Gunnar takes on the mantle of heir by killing for the first time. He is given a sword and a horse, and soon he’s swinging that sword to cut off the horse’s head. The splattering of blood is said to symbolize the end of mourning. To make matters worse, the horse isn’t the only living being sacrificed for the sake of this funeral ritual. In the background of the scene, a singing woman is seen stabbed to death as a human sacrifice.
Amleth kills his mother and stepbrother
Throughout "The Northman," Amleth constantly reiterates his three big goals: "Avenge father, save mother, kill Fjölnir." By the end of the movie, he’s succeeded at avenging his dad and killing his uncle, but the mission to save his mother is a complete failure. It’s not just that Gudrún doesn’t want or need to be "saved," as previously discussed. Amleth can’t even "save" her against her will because, when he returns to Iceland for his final battle against Fjölnir, he ends up killing her.
Not only does he kill his mother (a serious violation of his previous code of refusing to kill women), but he also ends up killing his stepbrother Gunnar, who he’d initially considered an innocent to be spared. Both of these killings were in self-defense, but in the end, Amleth finds himself guilty of much the same crimes against family as Fjölnir. There’s basically no moral high ground left for our protagonist.
The big naked volcano duel
The final battle between Amleth and Fjölnir takes place at "the Gates of Hel" — an active volcano. This fight takes the characters’ hyper-masculinity to comical extremes: fighting completely naked, the sword-slinging takes on extra phallic subtext. The two combatants end up killing each other; Amleth’s magical sword slices Fjölnir’s head off with ease, but Fjölnir stabs the already-weakened Amleth through the heart. Amleth ascends to Valhalla at peace in the knowledge his wife and future children are safe.

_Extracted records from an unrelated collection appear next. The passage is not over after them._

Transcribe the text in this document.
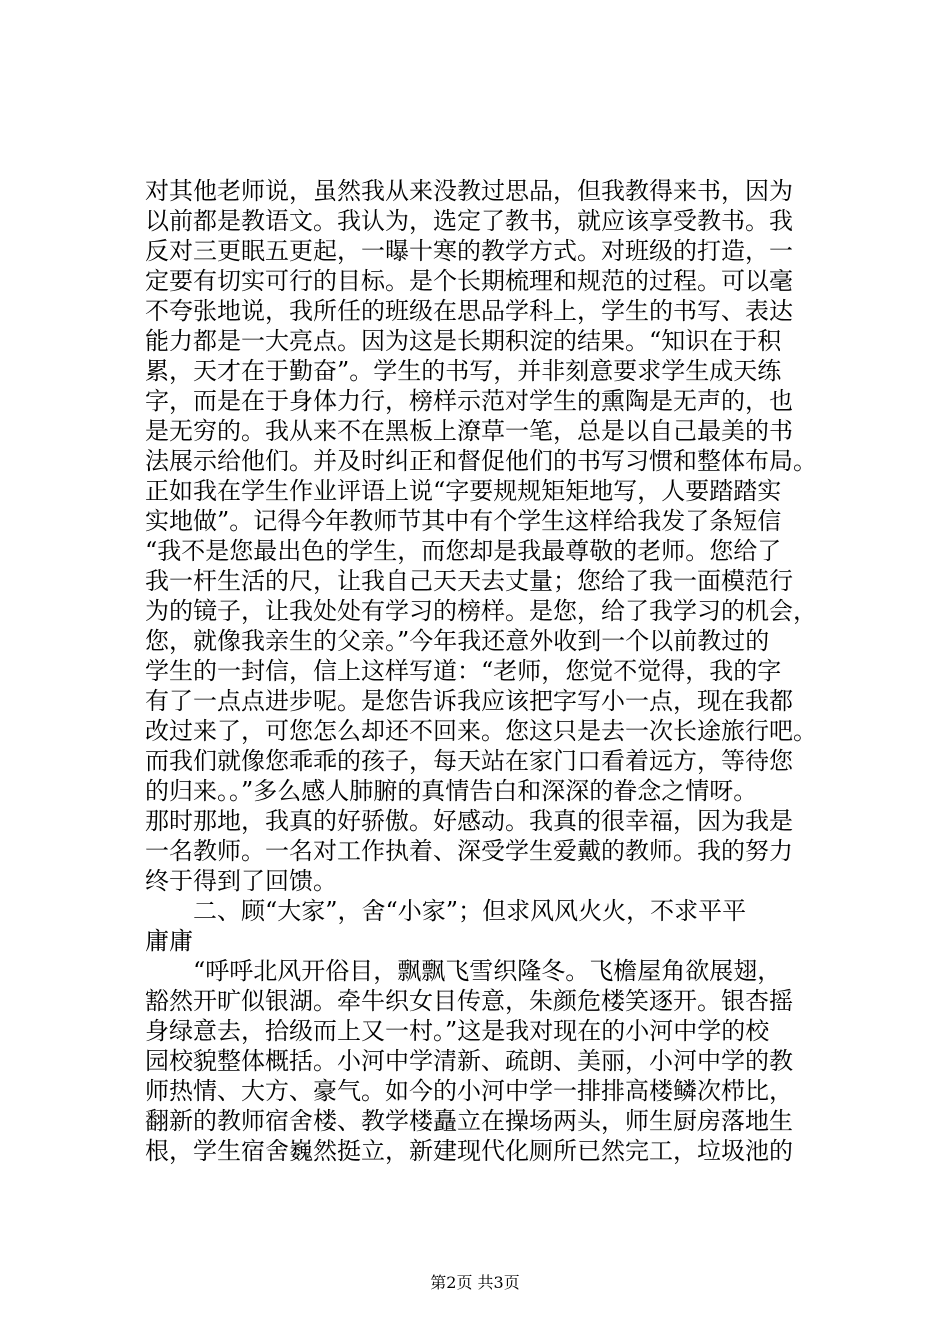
对其他老师说，虽然我从来没教过思品，但我教得来书，因为
以前都是教语文。我认为，选定了教书，就应该享受教书。我
反对三更眠五更起，一曝十寒的教学方式。对班级的打造，一
定要有切实可行的目标。是个长期梳理和规范的过程。可以毫
不夸张地说，我所任的班级在思品学科上，学生的书写、表达
能力都是一大亮点。因为这是长期积淀的结果。“知识在于积
累，天才在于勤奋”。学生的书写，并非刻意要求学生成天练
字，而是在于身体力行，榜样示范对学生的熏陶是无声的，也
是无穷的。我从来不在黑板上潦草一笔，总是以自己最美的书
法展示给他们。并及时纠正和督促他们的书写习惯和整体布局。
正如我在学生作业评语上说“字要规规矩矩地写，人要踏踏实
实地做”。记得今年教师节其中有个学生这样给我发了条短信
“我不是您最出色的学生，而您却是我最尊敬的老师。您给了
我一杆生活的尺，让我自己天天去丈量；您给了我一面模范行
为的镜子，让我处处有学习的榜样。是您，给了我学习的机会，
您，就像我亲生的父亲。”今年我还意外收到一个以前教过的
学生的一封信，信上这样写道：“老师，您觉不觉得，我的字
有了一点点进步呢。是您告诉我应该把字写小一点，现在我都
改过来了，可您怎么却还不回来。您这只是去一次长途旅行吧。
而我们就像您乖乖的孩子，每天站在家门口看着远方，等待您
的归来。。”多么感人肺腑的真情告白和深深的眷念之情呀。
那时那地，我真的好骄傲。好感动。我真的很幸福，因为我是
一名教师。一名对工作执着、深受学生爱戴的教师。我的努力
终于得到了回馈。
　　二、顾“大家”，舍“小家”；但求风风火火，不求平平
庸庸
　　“呼呼北风开俗目，飘飘飞雪织隆冬。飞檐屋角欲展翅，
豁然开旷似银湖。牵牛织女目传意，朱颜危楼笑逐开。银杏摇
身绿意去，拾级而上又一村。”这是我对现在的小河中学的校
园校貌整体概括。小河中学清新、疏朗、美丽，小河中学的教
师热情、大方、豪气。如今的小河中学一排排高楼鳞次栉比，
翻新的教师宿舍楼、教学楼矗立在操场两头，师生厨房落地生
根，学生宿舍巍然挺立，新建现代化厕所已然完工，垃圾池的
第2页 共3页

The climax of "The Northman" is extreme, but arguably the most jarring aspect of the scene is the one thing it holds back on. While the volcanic fumes give an easy excuse for why neither of the nude combatants’ genitals are visible, it’s still genuinely weird that a film that holds nothing back in terms of violence can’t handle male nudity. According to an interview with Eggers on Polygon, the crew actually went through the effort of making CG penises (Skarsgård and Bang performed the scene in thongs for safety purposes), only to have to cover them up in order to show the film on airplanes.